Xanadu Properties Associates proposed to redevelop Davids Island in 1981. Their plans included the construction of a bridge, breakwater for an 800-boat marina, and 2,000 luxury condominium units. However, because of the grand scale of Xanadu’s plans, the proposed development was highly controversial among the public. In 1987 a conservation group called Save Davids Island for the Citizens, comprised of neighboring property owners and concerned Westchester County residents, formed to oppose Xanadu. Further opposition came from state officials concerned about the potential lack of general public access to shoreline areas. In 1992 the City of New Rochelle opted not to extend Xanadu’s status as the designated developer for Davids Island and instead sought new proposals. In response, developer Donald Trump briefly pursued the opportunity to redevelop the island, but the plans were cancelled while still preliminary.

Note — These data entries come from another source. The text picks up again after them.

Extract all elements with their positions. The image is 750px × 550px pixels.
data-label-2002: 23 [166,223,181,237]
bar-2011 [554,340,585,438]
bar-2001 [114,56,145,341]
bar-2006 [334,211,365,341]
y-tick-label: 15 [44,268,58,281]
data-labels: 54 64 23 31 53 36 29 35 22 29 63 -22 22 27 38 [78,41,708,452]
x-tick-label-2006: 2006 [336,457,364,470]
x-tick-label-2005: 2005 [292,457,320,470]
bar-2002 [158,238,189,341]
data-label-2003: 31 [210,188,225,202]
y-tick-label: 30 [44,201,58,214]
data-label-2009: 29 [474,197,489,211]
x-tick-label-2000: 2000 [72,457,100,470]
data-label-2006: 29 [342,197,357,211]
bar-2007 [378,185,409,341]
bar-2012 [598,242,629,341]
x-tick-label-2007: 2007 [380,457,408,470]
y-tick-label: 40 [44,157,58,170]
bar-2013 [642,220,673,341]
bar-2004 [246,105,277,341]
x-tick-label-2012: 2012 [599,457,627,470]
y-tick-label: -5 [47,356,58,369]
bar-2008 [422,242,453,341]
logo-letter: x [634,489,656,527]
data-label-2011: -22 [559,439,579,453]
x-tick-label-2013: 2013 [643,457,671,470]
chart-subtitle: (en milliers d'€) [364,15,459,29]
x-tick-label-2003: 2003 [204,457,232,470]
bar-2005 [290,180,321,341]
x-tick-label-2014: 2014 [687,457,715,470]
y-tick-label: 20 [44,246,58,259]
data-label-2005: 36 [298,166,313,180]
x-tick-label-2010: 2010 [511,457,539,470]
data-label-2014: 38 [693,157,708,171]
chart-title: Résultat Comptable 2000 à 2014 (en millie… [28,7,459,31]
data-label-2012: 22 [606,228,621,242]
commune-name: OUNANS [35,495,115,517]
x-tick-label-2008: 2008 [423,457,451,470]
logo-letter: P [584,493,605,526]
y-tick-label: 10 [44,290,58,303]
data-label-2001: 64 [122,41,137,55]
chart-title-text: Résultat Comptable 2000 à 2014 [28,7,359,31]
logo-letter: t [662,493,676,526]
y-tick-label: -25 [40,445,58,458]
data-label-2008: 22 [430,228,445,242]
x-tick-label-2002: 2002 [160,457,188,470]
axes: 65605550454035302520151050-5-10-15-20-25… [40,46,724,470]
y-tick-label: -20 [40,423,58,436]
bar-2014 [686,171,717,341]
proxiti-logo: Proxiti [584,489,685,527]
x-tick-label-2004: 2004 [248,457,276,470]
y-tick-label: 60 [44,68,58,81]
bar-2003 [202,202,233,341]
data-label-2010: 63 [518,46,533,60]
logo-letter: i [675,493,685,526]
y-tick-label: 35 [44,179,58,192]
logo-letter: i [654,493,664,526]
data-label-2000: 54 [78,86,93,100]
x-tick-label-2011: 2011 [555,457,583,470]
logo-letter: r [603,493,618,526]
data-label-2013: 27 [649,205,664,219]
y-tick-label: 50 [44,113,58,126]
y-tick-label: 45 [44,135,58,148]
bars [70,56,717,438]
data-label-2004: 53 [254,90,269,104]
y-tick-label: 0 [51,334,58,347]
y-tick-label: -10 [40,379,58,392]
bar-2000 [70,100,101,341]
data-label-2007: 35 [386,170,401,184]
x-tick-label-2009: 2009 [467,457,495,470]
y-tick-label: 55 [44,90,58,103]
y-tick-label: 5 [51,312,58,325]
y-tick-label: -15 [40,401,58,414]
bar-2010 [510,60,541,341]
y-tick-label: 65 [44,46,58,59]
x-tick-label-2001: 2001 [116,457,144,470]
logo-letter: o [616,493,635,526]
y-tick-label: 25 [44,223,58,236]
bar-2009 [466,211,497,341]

The ruins of Fort Slocum continued to occupy Davids Island into the beginning of the 21st century. The ruins were among the factors complicating redevelopment of the island. Beginning in 2004, however, Congress appropriated funds to remove the ruins through a Defense Department program that assists communities in reusing former defense facilities.

As of 2009 Davids Island is owned by the City of New Rochelle.  What course development of the island will take remains to be seen.  In preparation for future use of the island, the U.S. Army Corps of Engineers has demolished its buildings and restored it as open space.  Today, Westchester County and the City of New Rochelle look forward to the next chapter in the life of Davids Island.